Correlation between Raman spectroscopy and electrical conductivity of graphite/polyaniline composites reacted with hydrogen peroxide

The aim of this work is to correlate the Raman spectroscopic studies to the electrical properties of graphite/polyaniline composites (G/PANI) reacted with hydrogen peroxide. Raman spectroscopic studies have been performed for G/PANI composites with different graphite weight concentrations (y% = 0, 10, 20, 50). As expected, Raman bands situated at 1350 and 1580 cm(-1) coming from graphite lattice appear, and their intensity increases with increasing graphite concentrations. The measured Raman region (1170-1800 cm(-1)) of PANI reacted with hydrogen peroxide was convoluted and fitted with seven Lorentzian curves. Three Lorentzian curves centred at 1609, 1578 and 1336 cm(-1) are investigated.
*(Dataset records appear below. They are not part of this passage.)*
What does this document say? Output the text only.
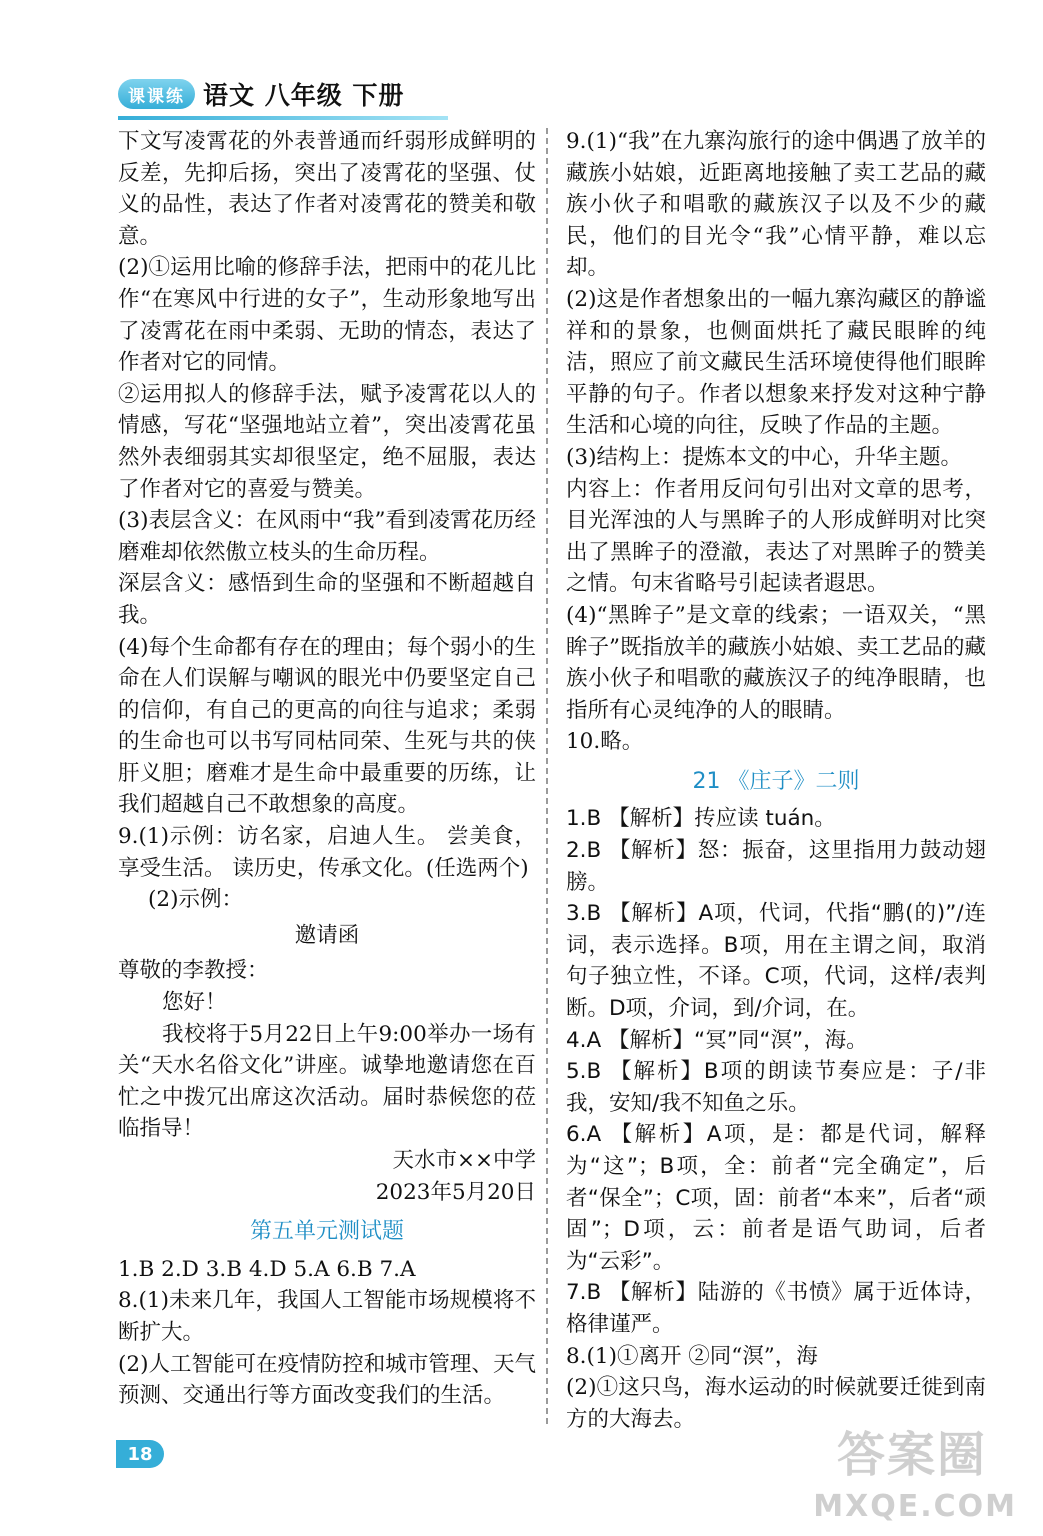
课课练 语文 八年级 下册

下文写凌霄花的外表普通而纤弱形成鲜明的反差，先抑后扬，突出了凌霄花的坚强、仗义的品性，表达了作者对凌霄花的赞美和敬意。

(2)①运用比喻的修辞手法，把雨中的花儿比作“在寒风中行进的女子”，生动形象地写出了凌霄花在雨中柔弱、无助的情态，表达了作者对它的同情。

②运用拟人的修辞手法，赋予凌霄花以人的情感，写花“坚强地站立着”，突出凌霄花虽然外表细弱其实却很坚定，绝不屈服，表达了作者对它的喜爱与赞美。

(3)表层含义：在风雨中“我”看到凌霄花历经磨难却依然傲立枝头的生命历程。

深层含义：感悟到生命的坚强和不断超越自我。

(4)每个生命都有存在的理由；每个弱小的生命在人们误解与嘲讽的眼光中仍要坚定自己的信仰，有自己的更高的向往与追求；柔弱的生命也可以书写同枯同荣、生死与共的侠肝义胆；磨难才是生命中最重要的历练，让我们超越自己不敢想象的高度。

9.(1)示例：访名家，启迪人生。 尝美食，享受生活。 读历史，传承文化。(任选两个)

(2)示例：

邀请函

尊敬的李教授：

您好！

我校将于5月22日上午9:00举办一场有关“天水名俗文化”讲座。诚挚地邀请您在百忙之中拨冗出席这次活动。届时恭候您的莅临指导！

天水市××中学

2023年5月20日

第五单元测试题

1.B 2.D 3.B 4.D 5.A 6.B 7.A

8.(1)未来几年，我国人工智能市场规模将不断扩大。

(2)人工智能可在疫情防控和城市管理、天气预测、交通出行等方面改变我们的生活。

9.(1)“我”在九寨沟旅行的途中偶遇了放羊的藏族小姑娘，近距离地接触了卖工艺品的藏族小伙子和唱歌的藏族汉子以及不少的藏民，他们的目光令“我”心情平静，难以忘却。

(2)这是作者想象出的一幅九寨沟藏区的静谧祥和的景象，也侧面烘托了藏民眼眸的纯洁，照应了前文藏民生活环境使得他们眼眸平静的句子。作者以想象来抒发对这种宁静生活和心境的向往，反映了作品的主题。

(3)结构上：提炼本文的中心，升华主题。

内容上：作者用反问句引出对文章的思考，目光浑浊的人与黑眸子的人形成鲜明对比突出了黑眸子的澄澈，表达了对黑眸子的赞美之情。句末省略号引起读者遐思。

(4)“黑眸子”是文章的线索；一语双关，“黑眸子”既指放羊的藏族小姑娘、卖工艺品的藏族小伙子和唱歌的藏族汉子的纯净眼睛，也指所有心灵纯净的人的眼睛。

10.略。

21 《庄子》二则

1.B 【解析】抟应读 tuán。

2.B 【解析】怒：振奋，这里指用力鼓动翅膀。

3.B 【解析】A项，代词，代指“鹏(的)”/连词，表示选择。B项，用在主谓之间，取消句子独立性，不译。C项，代词，这样/表判断。D项，介词，到/介词，在。

4.A 【解析】“冥”同“溟”，海。

5.B 【解析】B项的朗读节奏应是：子/非我，安知/我不知鱼之乐。

6.A 【解析】A项，是：都是代词，解释为“这”；B项，全：前者“完全确定”，后者“保全”；C项，固：前者“本来”，后者“顽固”；D项，云：前者是语气助词，后者为“云彩”。

7.B 【解析】陆游的《书愤》属于近体诗，格律谨严。

8.(1)①离开 ②同“溟”，海

(2)①这只鸟，海水运动的时候就要迁徙到南方的大海去。

18	答案圈
MXQE.COM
We find that the band at 1578 cm(-1) attributed to the C=C stretching vibration in the quinonoid ring (Q) is slightly shifted to 1584 cm(-1) and its intensity increases during the reaction with hydrogen peroxide. However, the peaks at 1609 and 1336 cm(-1) attributed respectively to the C-C stretching of the benzenoid ring (B) and C-N+. vibration of delocalized polaronic structures (protonation band-PB), keep the same position and their intensities decrease. This could be interpreted as a deprotonation of imines nitrogen atoms in PANI. These results were correlated with the electrical percolation behaviour which occurs in the composite. Indeed, the electrical conductivity of G/PANI composites treated with H2O2 increases with increasing G weight concentration, only when this later becomes higher than a critical concentration yc known as the percolation threshold. We find that the percolation behaviour is linked to the intensity decrease of B and PB bands and to the intensity increase of Q band.